Faits divers Un piquet de grève sera installé devant le laboratoire bruxellois ce jeudi.

L‘inquiétude règne au sein du laboratoire de police technique et scientifique de Bruxelles. Le personnel craint le nouveau changement d’horaire. Le syndicat Sypol a décidé de déposer un préavis de grève depuis ce mardi qui s’étend jusqu’au 15 juin. Un piquet sera installé ce jeudi devant les locaux du laboratoire.

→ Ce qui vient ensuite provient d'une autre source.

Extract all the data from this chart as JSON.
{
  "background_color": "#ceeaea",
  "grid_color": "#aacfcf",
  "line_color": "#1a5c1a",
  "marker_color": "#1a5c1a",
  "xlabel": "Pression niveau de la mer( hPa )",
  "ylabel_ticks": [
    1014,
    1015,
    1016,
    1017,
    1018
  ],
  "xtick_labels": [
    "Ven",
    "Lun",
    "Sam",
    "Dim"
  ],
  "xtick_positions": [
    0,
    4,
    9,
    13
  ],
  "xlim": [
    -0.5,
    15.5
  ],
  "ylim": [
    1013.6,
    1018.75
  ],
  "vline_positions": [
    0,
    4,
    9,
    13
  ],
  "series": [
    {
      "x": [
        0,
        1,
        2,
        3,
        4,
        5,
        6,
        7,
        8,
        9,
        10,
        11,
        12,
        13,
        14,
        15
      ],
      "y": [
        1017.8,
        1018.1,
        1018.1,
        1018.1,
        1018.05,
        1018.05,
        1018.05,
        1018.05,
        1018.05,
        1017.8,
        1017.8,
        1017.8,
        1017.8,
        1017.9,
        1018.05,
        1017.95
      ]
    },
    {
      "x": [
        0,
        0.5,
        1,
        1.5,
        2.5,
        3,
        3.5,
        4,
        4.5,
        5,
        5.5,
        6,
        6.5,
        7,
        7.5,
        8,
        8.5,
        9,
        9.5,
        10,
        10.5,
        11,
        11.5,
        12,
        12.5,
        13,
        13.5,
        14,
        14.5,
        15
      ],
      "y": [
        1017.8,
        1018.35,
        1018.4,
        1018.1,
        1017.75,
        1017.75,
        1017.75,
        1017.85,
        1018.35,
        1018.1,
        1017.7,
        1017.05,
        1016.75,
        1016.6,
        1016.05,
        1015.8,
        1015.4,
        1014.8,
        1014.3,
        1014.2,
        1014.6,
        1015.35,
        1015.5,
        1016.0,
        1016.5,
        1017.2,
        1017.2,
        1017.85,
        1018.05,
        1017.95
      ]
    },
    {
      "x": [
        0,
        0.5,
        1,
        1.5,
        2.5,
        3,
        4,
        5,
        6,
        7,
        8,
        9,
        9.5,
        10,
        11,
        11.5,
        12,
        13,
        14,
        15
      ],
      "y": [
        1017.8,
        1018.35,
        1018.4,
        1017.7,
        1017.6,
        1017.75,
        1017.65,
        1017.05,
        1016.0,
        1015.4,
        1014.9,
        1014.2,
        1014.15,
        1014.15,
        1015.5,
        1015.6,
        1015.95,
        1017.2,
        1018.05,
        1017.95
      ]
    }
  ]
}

Ce jour de grève entraînera un arrêt de travail complet pour le personnel. Le laboratoire n’interviendra donc pas ce jour-là alors qu’il est appelé chaque jour une trentaine de fois pour des scènes de meurtres ou de vols à main armée par exemple. "On n’a pas eu de demande concernant un service minimum donc, a priori, on ne bougera pas. Ils feront peut-être appel à un autre laboratoire sur la quinzaine existant aujourd’hui", relate Alexandre Rolot, administrateur du Sypol.

Une trentaine de personnes sont concernées par ce changement d’horaire. L’objectif de la modification est de quadrupler le nombre de garde selon le syndicat de police Sypol qui craint pour la qualité du travail : "Cela signifie clairement que l’on nous laisse moins de temps pour analyser les objets et pour rédiger les procès-verbaux et faire le suivi. On craint pour la qualité du travail. Il est important de rappeler aussi qu’un travail de garde est totalement différent de celui de bureau."

Cette modification des horaires entraînera le départ certain de plusieurs membres du personnel selon Sypol. Le syndicat déplore déjà la perte de plusieurs éléments à cause d’un manque de communication. "Bon nombre des membres du personnel ont déjà quitté le laboratoire pour un manque de communication. D’autres projettent de partir pour des terres plus accueillantes. Cette nouvelle mesure va faire fuir le personnel dans d’autres services grâce à la mobilité interne", développe Alexandre Rolot.

Des départs qu’il sera difficile de compenser selon le syndicat. Un élément s’ajoute à la crainte des horaires trop lourds pour Sypol. "Une personne externe doit réaliser 18 mois de cours avant de pouvoir prétendre à entrer à la police judiciaire fédérale. S’ensuivent alors quatre mois de formation et il faut encore un semestre pour être formé au labo. Cela démontre bien la complexité pour remplacer rapidement les partants. Dernièrement, trois membres de chez nous sont partis car ils en avaient assez. On a perdu nonante ans d’expérience cumulée dans le domaine."